Chargers vs. Chiefs matchups: Justin Herbert, offense seek to improve in red zone

·3 min read
Chargers quarterback Justin Herbert passes against the Dallas Cowboys on Sept. 19, 2021.
Chargers quarterback Justin Herbert, shown passing in last Sunday's loss to Dallas, will attempt to produce more touchdowns when the team gets in the red zone. (Allen J. Schaben / Los Angeles Times)

Breaking down how the Chargers (1-1) and the Kansas City Chiefs (1-1) match up heading into their game at 10 a.m. Pacific time Sunday at Arrowhead Stadium in Kansas City, Mo. The game will be carried on CBS (Channel 2).

When Chargers have the ball: Scoring touchdowns on only three of 10 trips, the Chargers this season often have left the red zone red faced. Defensively, though, Kansas City has been worse. The Chiefs allowed Cleveland and Baltimore to go a combined eight for eight in the red zone to open the season. The Chargers have been productive moving the ball, but not scoring. They have only three touchdowns despite possessing an offense that features Justin Herbert. Kansas City already has surrendered nine touchdowns. The Ravens scored on five of their final six possessions last week before running out the clock in a 36-35 win. Herbert has been playing at a high level, with back-to-back 300-yard games while deftly eluding pressure. “We’re distributing the ball evenly, balanced, getting it to a lot of different people,” coach Brandon Staley said. “I really like the way we’re throwing the football right now.” Running more effectively, especially in the red zone, could help with point production. The Chiefs have been accommodating in that regard. Playing against solid rushing teams in the Browns and Ravens, Kansas City has given up 404 yards on the ground to rank last in the NFL. This isn’t a prediction, just a fact: The Chargers haven’t had a 100-yard rusher since Dec. 8, 2019, when Austin Ekeler totaled 101 at Jacksonville.

When Chiefs have the ball: Starting this conversation anywhere but with Patrick Mahomes simply would be wrong. The 2018 league MVP, Mahomes is the engine that makes the offense hum. He is dangerous throwing and running and, especially, on plays when he does both. “A lot of people don't realize how tough he is to tackle,” Staley said. “He’s really, really strong and physical for the position.” This challenge for the Chargers arrives after a loss to Dallas in which they struggled to tackle anybody. The Cowboys frequently destroyed Staley’s defense up front, but the Chiefs have averaged only 3.3 yards per rushing attempt. Kansas City’s two biggest playmakers after Mahomes remain tight end Travis Kelce and wide receiver Tyreek Hill. “We’re gonna have our eyes glued on a lot of people,” Chargers defensive coordinator Renaldo Hill said. “We got to be vocal. ... We’ve got to make sure that everyone's aware of what’s going on and what they try to do.” In his most recent appearance against the Chargers, in Week 2 last season, Mahomes wasn’t great until he needed to be. K.C. scored on its final four possessions in a 23-20 overtime win at SoFi Stadium. Mahomes finished with 302 yards passing and two touchdowns, and rushed for 54 yards.

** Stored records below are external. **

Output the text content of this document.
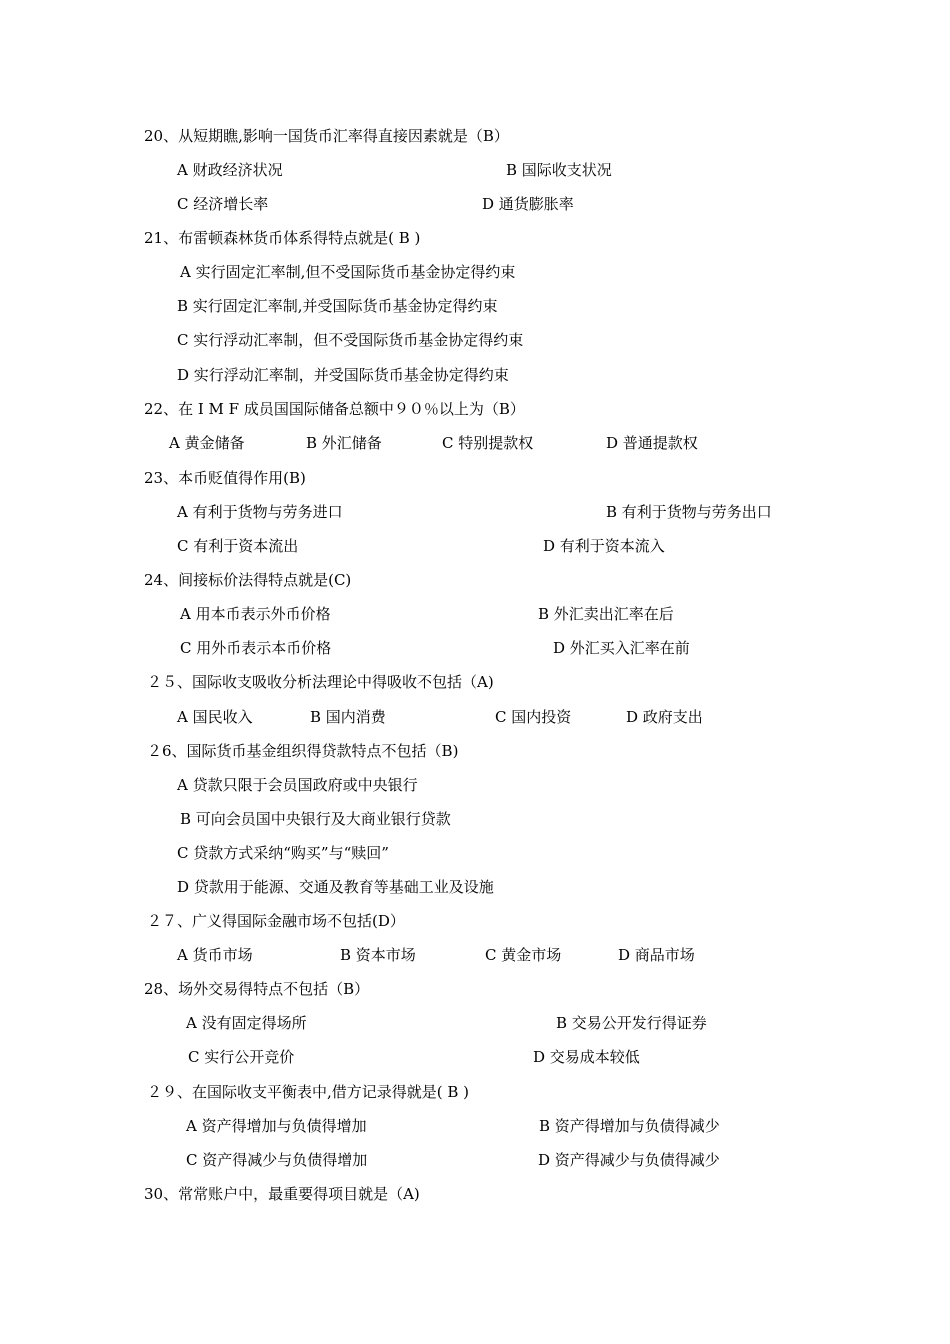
20、从短期瞧,影响一国货币汇率得直接因素就是（B）
A 财政经济状况	B 国际收支状况
C 经济增长率	D 通货膨胀率
21、布雷顿森林货币体系得特点就是( B )
A 实行固定汇率制,但不受国际货币基金协定得约束
B 实行固定汇率制,并受国际货币基金协定得约束
C 实行浮动汇率制，但不受国际货币基金协定得约束
D 实行浮动汇率制，并受国际货币基金协定得约束
22、在 I M F 成员国国际储备总额中９０％以上为（B）
A 黄金储备	B 外汇储备	C 特别提款权	D 普通提款权
23、本币贬值得作用(B)
A 有利于货物与劳务进口	B 有利于货物与劳务出口
C 有利于资本流出	D 有利于资本流入
24、间接标价法得特点就是(C)
A 用本币表示外币价格	B 外汇卖出汇率在后
C 用外币表示本币价格	D 外汇买入汇率在前
２５、国际收支吸收分析法理论中得吸收不包括（A)
A 国民收入	B 国内消费	C 国内投资	D 政府支出
２6、国际货币基金组织得贷款特点不包括（B)
A 贷款只限于会员国政府或中央银行
B 可向会员国中央银行及大商业银行贷款
C 贷款方式采纳“购买”与“赎回”
D 贷款用于能源、交通及教育等基础工业及设施
２７、广义得国际金融市场不包括(D）
A 货币市场	B 资本市场	C 黄金市场	D 商品市场
28、场外交易得特点不包括（B）
A 没有固定得场所	B 交易公开发行得证券
C 实行公开竞价	D 交易成本较低
２９、在国际收支平衡表中,借方记录得就是( B )
A 资产得增加与负债得增加	B 资产得增加与负债得减少
C 资产得减少与负债得增加	D 资产得减少与负债得减少
30、常常账户中，最重要得项目就是（A)
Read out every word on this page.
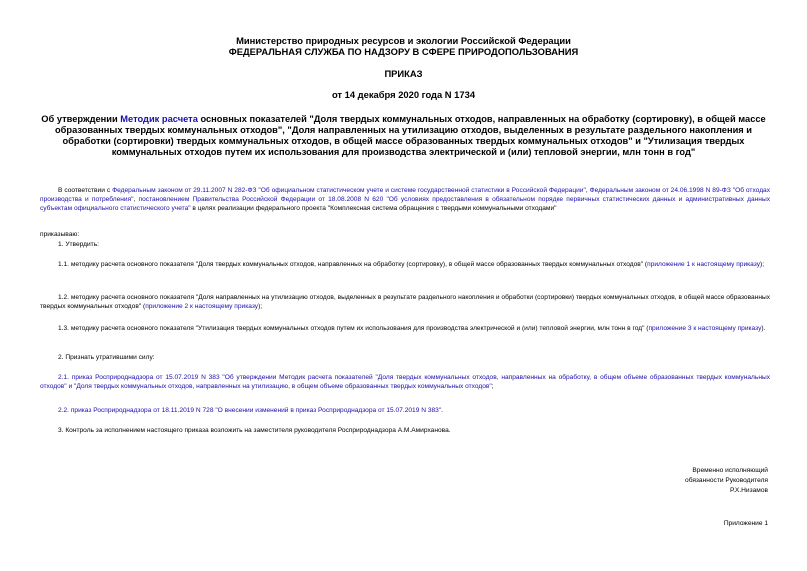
Министерство природных ресурсов и экологии Российской Федерации
ФЕДЕРАЛЬНАЯ СЛУЖБА ПО НАДЗОРУ В СФЕРЕ ПРИРОДОПОЛЬЗОВАНИЯ
ПРИКАЗ
от 14 декабря 2020 года N 1734
Об утверждении Методик расчета основных показателей "Доля твердых коммунальных отходов, направленных на обработку (сортировку), в общей массе образованных твердых коммунальных отходов", "Доля направленных на утилизацию отходов, выделенных в результате раздельного накопления и обработки (сортировки) твердых коммунальных отходов, в общей массе образованных твердых коммунальных отходов" и "Утилизация твердых коммунальных отходов путем их использования для производства электрической и (или) тепловой энергии, млн тонн в год"
В соответствии с Федеральным законом от 29.11.2007 N 282-ФЗ "Об официальном статистическом учете и системе государственной статистики в Российской Федерации", Федеральным законом от 24.06.1998 N 89-ФЗ "Об отходах производства и потребления", постановлением Правительства Российской Федерации от 18.08.2008 N 620 "Об условиях предоставления в обязательном порядке первичных статистических данных и административных данных субъектам официального статистического учета" в целях реализации федерального проекта "Комплексная система обращения с твердыми коммунальными отходами"
приказываю:
1. Утвердить:
1.1. методику расчета основного показателя "Доля твердых коммунальных отходов, направленных на обработку (сортировку), в общей массе образованных твердых коммунальных отходов" (приложение 1 к настоящему приказу);
1.2. методику расчета основного показателя "Доля направленных на утилизацию отходов, выделенных в результате раздельного накопления и обработки (сортировки) твердых коммунальных отходов, в общей массе образованных твердых коммунальных отходов" (приложение 2 к настоящему приказу);
1.3. методику расчета основного показателя "Утилизация твердых коммунальных отходов путем их использования для производства электрической и (или) тепловой энергии, млн тонн в год" (приложение 3 к настоящему приказу).
2. Признать утратившими силу:
2.1. приказ Росприроднадзора от 15.07.2019 N 383 "Об утверждении Методик расчета показателей "Доля твердых коммунальных отходов, направленных на обработку, в общем объеме образованных твердых коммунальных отходов" и "Доля твердых коммунальных отходов, направленных на утилизацию, в общем объеме образованных твердых коммунальных отходов";
2.2. приказ Росприроднадзора от 18.11.2019 N 728 "О внесении изменений в приказ Росприроднадзора от 15.07.2019 N 383".
3. Контроль за исполнением настоящего приказа возложить на заместителя руководителя Росприроднадзора А.М.Амирханова.
Временно исполняющий
обязанности Руководителя
Р.Х.Низамов
Приложение 1
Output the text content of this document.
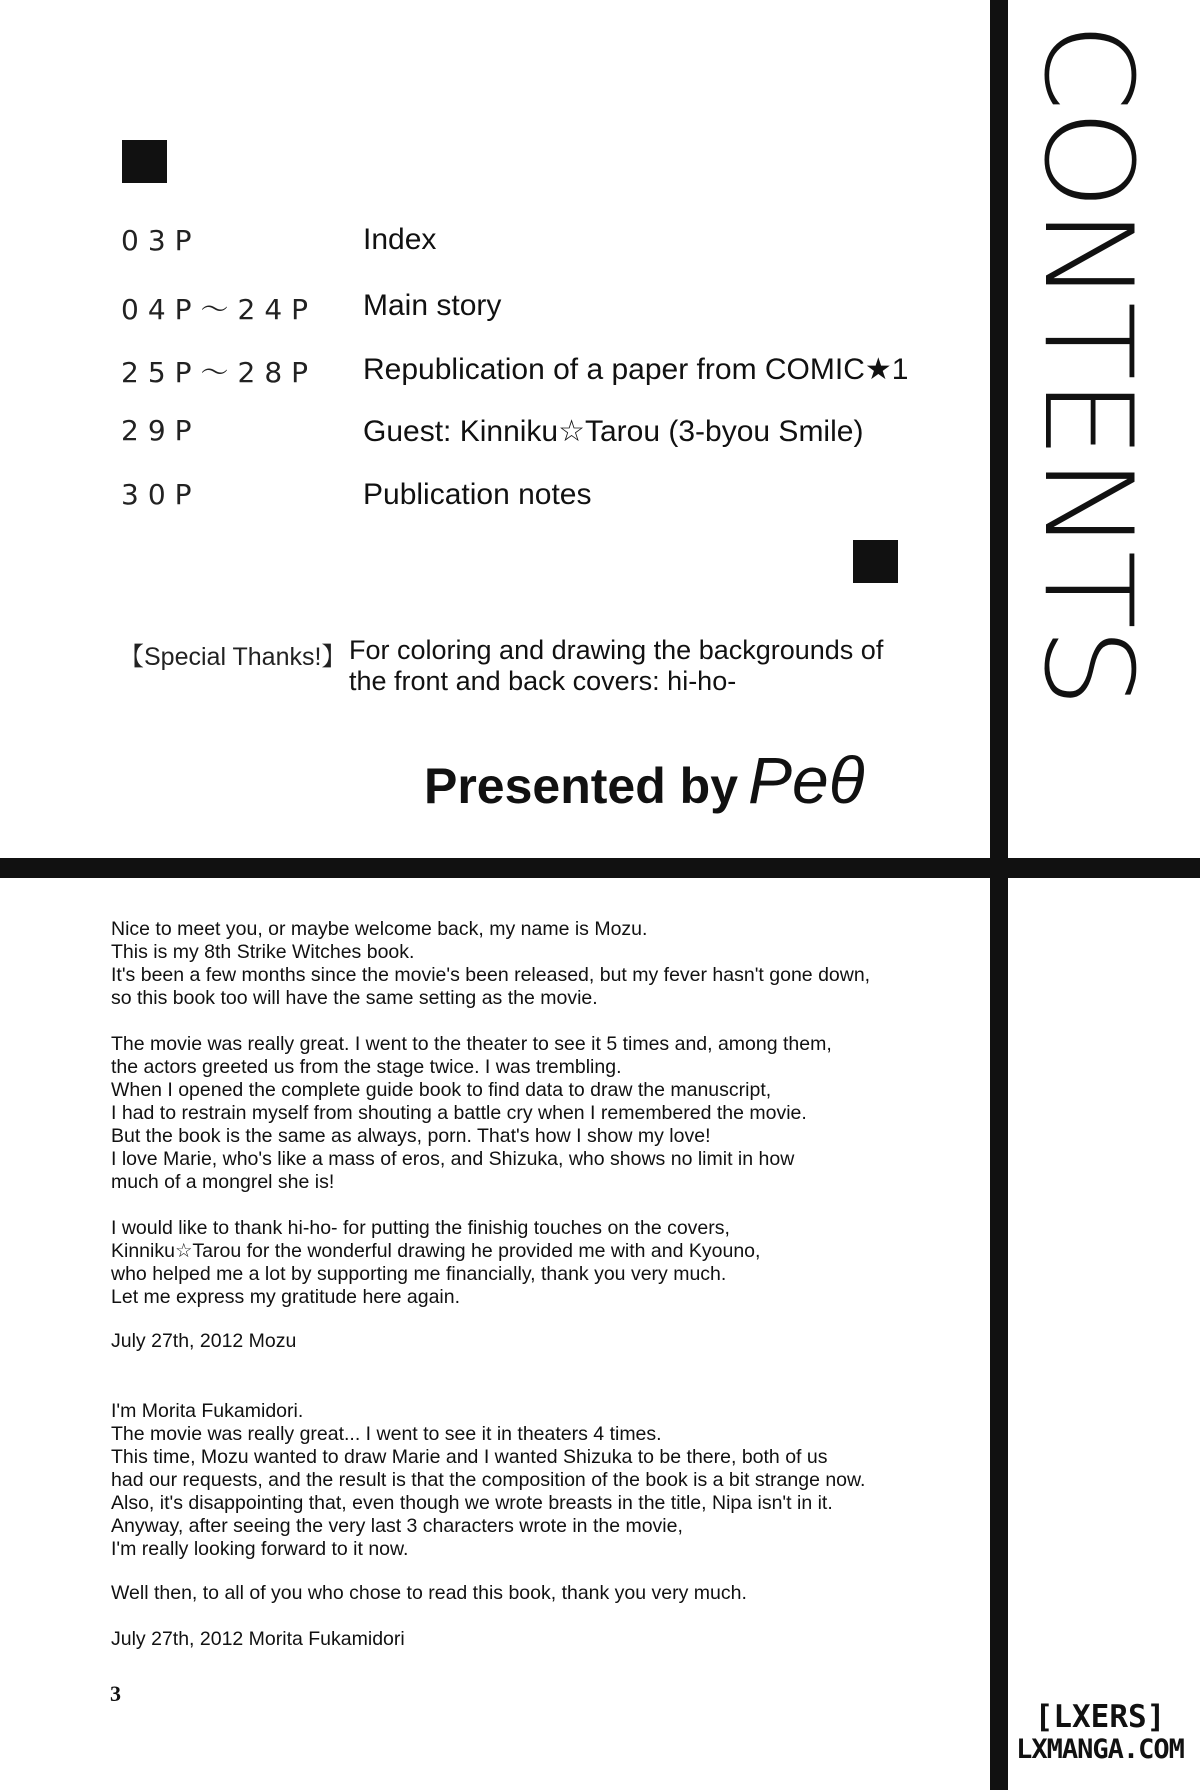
CONTENTS
03P	Index
04P～24P Main story
25P～28P Republication of a paper from COMIC★1
29P	Guest: Kinniku☆Tarou (3-byou Smile)
30P	Publication notes
【Special Thanks!】 For coloring and drawing the backgrounds of the front and back covers: hi-ho-
Presented by Peθ
Nice to meet you, or maybe welcome back, my name is Mozu.
This is my 8th Strike Witches book.
It's been a few months since the movie's been released, but my fever hasn't gone down,
so this book too will have the same setting as the movie.
The movie was really great. I went to the theater to see it 5 times and, among them,
the actors greeted us from the stage twice. I was trembling.
When I opened the complete guide book to find data to draw the manuscript,
I had to restrain myself from shouting a battle cry when I remembered the movie.
But the book is the same as always, porn. That's how I show my love!
I love Marie, who's like a mass of eros, and Shizuka, who shows no limit in how
much of a mongrel she is!
I would like to thank hi-ho- for putting the finishig touches on the covers,
Kinniku☆Tarou for the wonderful drawing he provided me with and Kyouno,
who helped me a lot by supporting me financially, thank you very much.
Let me express my gratitude here again.
July 27th, 2012 Mozu
I'm Morita Fukamidori.
The movie was really great... I went to see it in theaters 4 times.
This time, Mozu wanted to draw Marie and I wanted Shizuka to be there, both of us
had our requests, and the result is that the composition of the book is a bit strange now.
Also, it's disappointing that, even though we wrote breasts in the title, Nipa isn't in it.
Anyway, after seeing the very last 3 characters wrote in the movie,
I'm really looking forward to it now.
Well then, to all of you who chose to read this book, thank you very much.
July 27th, 2012 Morita Fukamidori
3
[LXERS]
LXMANGA.COM
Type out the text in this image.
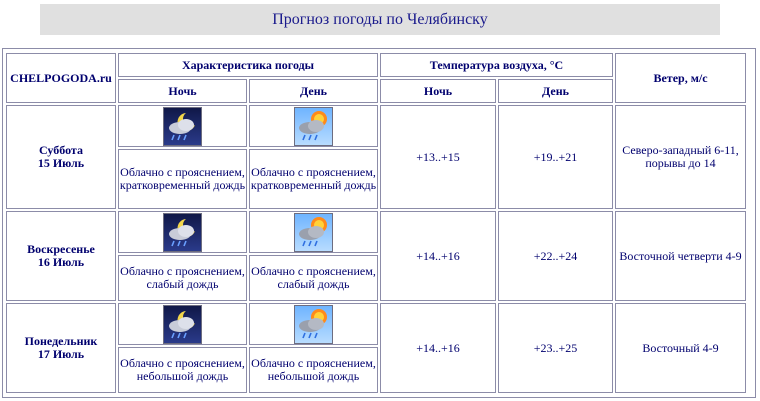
Прогноз погоды по Челябинску
CHELPOGODA.ru	Характеристика погоды		Температура воздуха, °С		Ветер, м/с
	Ночь	День	Ночь	День	

Суббота
15 Июль			+13..+15	+19..+21	Северо-западный 6-11, порывы до 14
	Облачно с прояснением, кратковременный дождь	Облачно с прояснением, кратковременный дождь			

Воскресенье
16 Июль			+14..+16	+22..+24	Восточной четверти 4-9
	Облачно с прояснением, слабый дождь	Облачно с прояснением, слабый дождь			

Понедельник
17 Июль			+14..+16	+23..+25	Восточный 4-9
	Облачно с прояснением, небольшой дождь	Облачно с прояснением, небольшой дождь			
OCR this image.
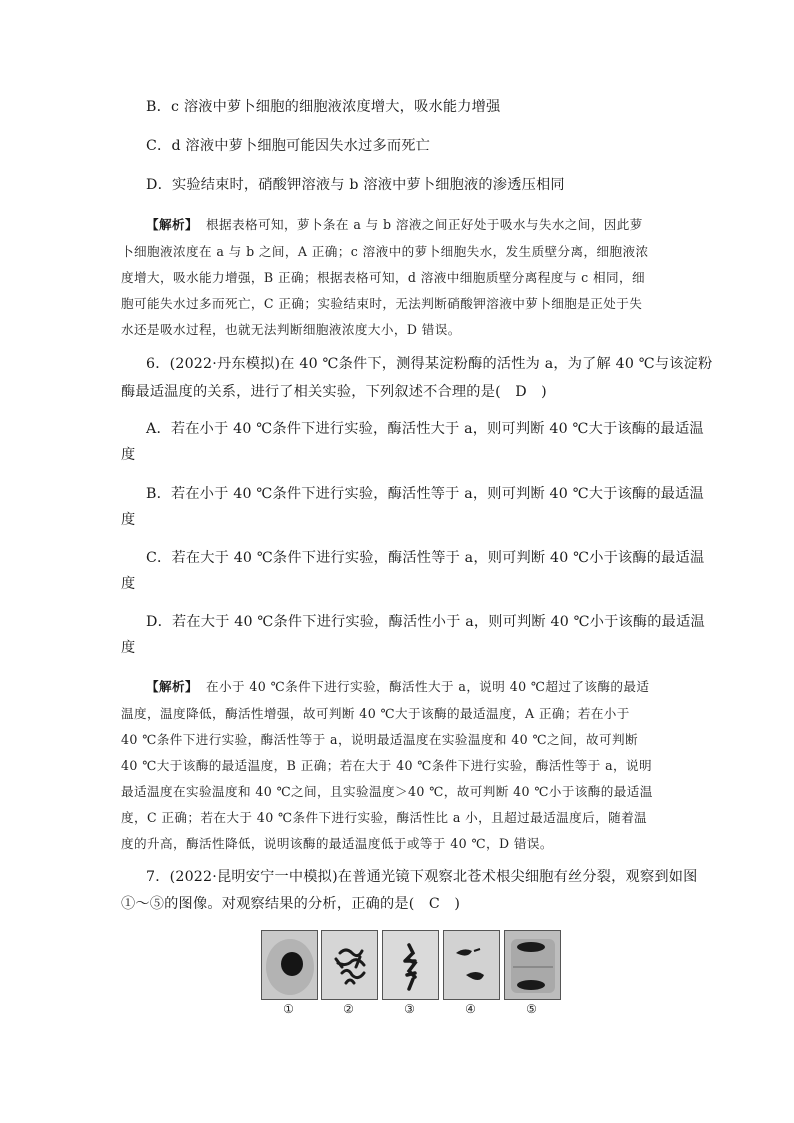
B．c 溶液中萝卜细胞的细胞液浓度增大，吸水能力增强
C．d 溶液中萝卜细胞可能因失水过多而死亡
D．实验结束时，硝酸钾溶液与 b 溶液中萝卜细胞液的渗透压相同
【解析】 根据表格可知，萝卜条在 a 与 b 溶液之间正好处于吸水与失水之间，因此萝
卜细胞液浓度在 a 与 b 之间，A 正确；c 溶液中的萝卜细胞失水，发生质壁分离，细胞液浓
度增大，吸水能力增强，B 正确；根据表格可知，d 溶液中细胞质壁分离程度与 c 相同，细
胞可能失水过多而死亡，C 正确；实验结束时，无法判断硝酸钾溶液中萝卜细胞是正处于失
水还是吸水过程，也就无法判断细胞液浓度大小，D 错误。
6．(2022·丹东模拟)在 40 ℃条件下，测得某淀粉酶的活性为 a，为了解 40 ℃与该淀粉
酶最适温度的关系，进行了相关实验，下列叙述不合理的是(　D　)
A．若在小于 40 ℃条件下进行实验，酶活性大于 a，则可判断 40 ℃大于该酶的最适温
度
B．若在小于 40 ℃条件下进行实验，酶活性等于 a，则可判断 40 ℃大于该酶的最适温
度
C．若在大于 40 ℃条件下进行实验，酶活性等于 a，则可判断 40 ℃小于该酶的最适温
度
D．若在大于 40 ℃条件下进行实验，酶活性小于 a，则可判断 40 ℃小于该酶的最适温
度
【解析】 在小于 40 ℃条件下进行实验，酶活性大于 a，说明 40 ℃超过了该酶的最适
温度，温度降低，酶活性增强，故可判断 40 ℃大于该酶的最适温度，A 正确；若在小于
40 ℃条件下进行实验，酶活性等于 a，说明最适温度在实验温度和 40 ℃之间，故可判断
40 ℃大于该酶的最适温度，B 正确；若在大于 40 ℃条件下进行实验，酶活性等于 a，说明
最适温度在实验温度和 40 ℃之间，且实验温度＞40 ℃，故可判断 40 ℃小于该酶的最适温
度，C 正确；若在大于 40 ℃条件下进行实验，酶活性比 a 小，且超过最适温度后，随着温
度的升高，酶活性降低，说明该酶的最适温度低于或等于 40 ℃，D 错误。
7．(2022·昆明安宁一中模拟)在普通光镜下观察北苍术根尖细胞有丝分裂，观察到如图
①～⑤的图像。对观察结果的分析，正确的是(　C　)
①	②	③	④	⑤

When they kick: Tristan Vizcaino had the first miss of his career — a 44-yard field-goal attempt — last week against Dallas, and it was costly as the Chargers fell 20-17. He is eight of nine on field-goal attempts and four of four on extra-point attempts in three NFL games. Kansas City’s Harrison Butker kicked two 58-yard field goals when these teams met last September.

Jeff Miller’s prediction: The Chiefs haven’t lost two in a row since Weeks 5 and 6 in 2019, and won’t this time, either.